Zeus Bot Use Case

Summary:

"Zeus Bot Version 5.0" is a document detailing ArcSight's enhancements to its Zeus botnet detection capabilities within the ArcSight Enterprise Security Manager (ESM) software. Released in 2011, this update focuses specifically on improving security measures against the Zeus botnet, which primarily targets banks and steals financial information. The document outlines how ArcSight ESM 5.0 detects the presence of the Zeus Bot through methods like drive-by downloads, phishing, and PDF exploits. It also explains the characteristics of the Zeus botnet, its various aliases (WSNPoem, NTOS, Zbot), and its cost on the black market. The document emphasizes that ArcSight ESM is crucial for detecting and preventing future attacks by this malware. Key features include: 1. Detection via ArcSight ESM 5.0: Utilizes real-time network traffic analysis to identify threats like the Zeus Bot. 2. Zeus Botnet Characteristics: Discusses its aliases, modus operandi affecting banking systems, and costs in the black market. 3. Zeus Kit: Explains how the bot is encrypted for evasion, showcasing ESM's capability to monitor such traffic. The document is part of a series on cyber threat mitigation, demonstrating ArcSight's technological approach to protect enterprise networks from malware like the Zeus Botnet.

Details:

"Zeus Bot Version 5.0" is a document detailing ArcSight's Zeus Botnet detection capabilities through their ArcSight Enterprise Security Manager (ESM) software. Released on March 1, 2011, this version focuses on enhancing the security measures against the Zeus botnet, which primarily targets banks and steals financial information. The document begins with an overview of cybercrime in general, emphasizing the role of organizations like the FBI in combating such crimes through real-time network traffic analysis. ArcSight's ESM software is presented as a solution that not only monitors current threats but also analyzes past suspicious events to detect and prevent future attacks, including those by the Zeus botnet. Key features highlighted are: 1. **Detection via ArcSight ESM 5.0**: The document explains how this version of ESM helps in detecting the presence of the Zeus Bot on a network through various methods such as drive-by downloads, phishing, and PDF exploits. 2. **Zeus Botnet Characteristics**: Describes the botnet's known aliases (WSNPoem, NTOS, Zbot), its modus operandi affecting banking systems, and the costs associated with acquiring it on the black market. 3. **Zeus Kit**: Discusses how the Zeus bot comes in a kit, allowing for encryption of traffic to evade detection, which makes ArcSight ESM's capabilities even more crucial for thorough network monitoring. This document is part of a series explaining cyber threat mitigation and showcases ArcSight's technological approach to protect enterprise networks from malware like the Zeus Botnet. Zeus is a rootkit malware specifically designed for Windows systems, targeting versions ranging from XP SP2 to Windows 7. It comes in over 3,500 variants and utilizes encryption processes to evade detection. Each variant of the Zeus bot operates at the kernel level, allowing it to hide from most security software. The malware has been found on compromised machines with several file variants including:

• %SYSTEMROOT% system32tos.exe, %SYSTEMROOT% system32\wsnpoem\audio.dll, %SYSTEMROOT% system32\wsnpoem\video.dll (Variant A)

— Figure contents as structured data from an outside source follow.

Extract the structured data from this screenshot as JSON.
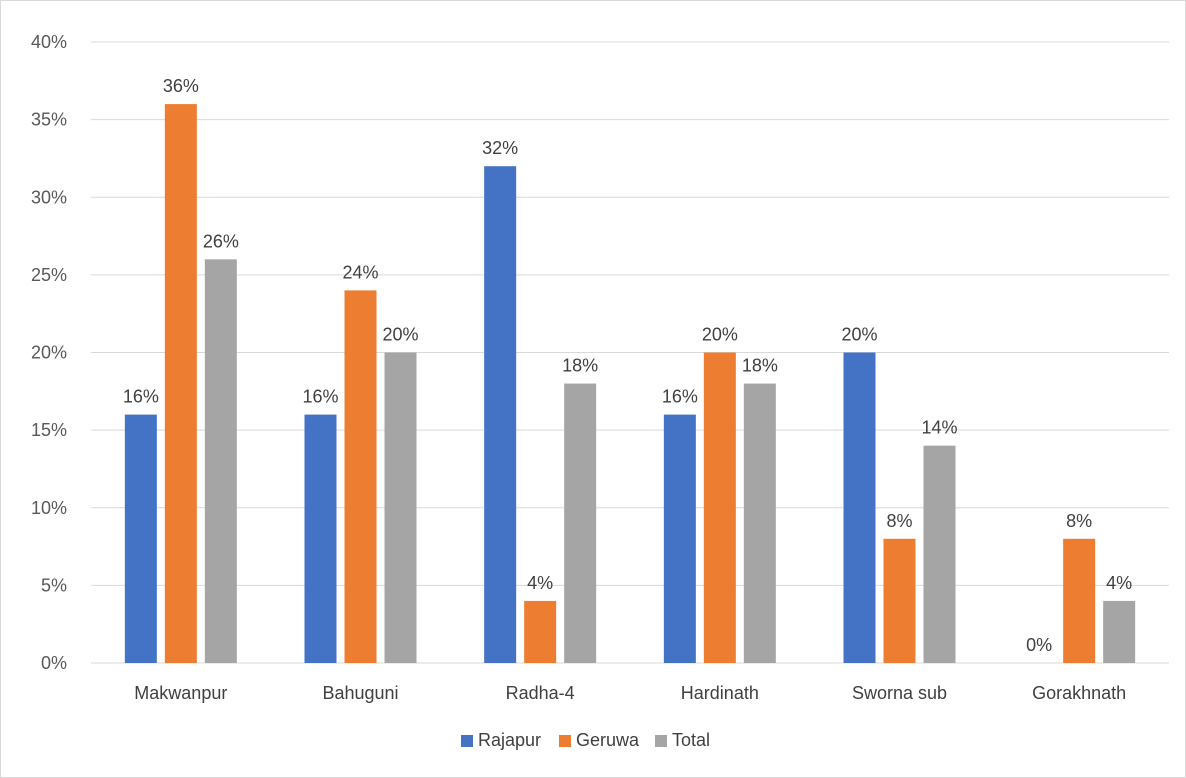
{
  "chart_data": {
    "type": "bar",
    "title": "",
    "xlabel": "",
    "ylabel": "",
    "categories": [
      "Makwanpur",
      "Bahuguni",
      "Radha-4",
      "Hardinath",
      "Sworna sub",
      "Gorakhnath"
    ],
    "series": [
      {
        "name": "Rajapur",
        "color": "#4472c4",
        "values": [
          16,
          16,
          32,
          16,
          20,
          0
        ],
        "labels": [
          "16%",
          "16%",
          "32%",
          "16%",
          "20%",
          "0%"
        ]
      },
      {
        "name": "Geruwa",
        "color": "#ed7d31",
        "values": [
          36,
          24,
          4,
          20,
          8,
          8
        ],
        "labels": [
          "36%",
          "24%",
          "4%",
          "20%",
          "8%",
          "8%"
        ]
      },
      {
        "name": "Total",
        "color": "#a5a5a5",
        "values": [
          26,
          20,
          18,
          18,
          14,
          4
        ],
        "labels": [
          "26%",
          "20%",
          "18%",
          "18%",
          "14%",
          "4%"
        ]
      }
    ],
    "ylim": [
      0,
      40
    ],
    "yticks": [
      0,
      5,
      10,
      15,
      20,
      25,
      30,
      35,
      40
    ],
    "ytick_labels": [
      "0%",
      "5%",
      "10%",
      "15%",
      "20%",
      "25%",
      "30%",
      "35%",
      "40%"
    ],
    "grid": true,
    "legend_position": "bottom"
  }
}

• %SYSTEMROOT% system32\oembios.exe, %SYSTEMROOT% system32\sysproc64\sysproc86.sys, %SYSTEMROOT% system32\sysproc64\sysproc32.sys (Variant B)

• %SYSTEMROOT% system32\twext.exe, %SYSTEMROOT% system32\twain_32\local.ds, %SYSTEMROOT% system32\twain_32\user.ds (Variant C)

The Zeus kit comprises a Control Panel for command and control, a config and loader builder for configuring settings, and a drop zone file primarily made in PHP. The Zeus host includes a config file and a randomly created binary file that is unique to each instance, along with the aforementioned components. To detect Zeus bot infections using Arcsight's ESM 5.0, look out for symptoms such as HTTP POST commands indicating data being sent from the infected computer to a resource (usually via forms). If these symptoms are observed, further investigation is necessary to confirm or rule out a Zeus bot infection on the network. To summarize, the text discusses how a Zeus bot could potentially carry out malicious activities such as redirecting users to spoofed websites to capture sensitive banking information, communicating via a Jabber client with its command center, altering local host files to redirect users to malicious sites, and having disproportionately more bytes sent out than received during communication. The conclusion highlights that these are just the tip of the iceberg in terms of potential threats posed by Zeus bots, and suggests that using an ESM (Extended System Management) can help detect such activities on a network.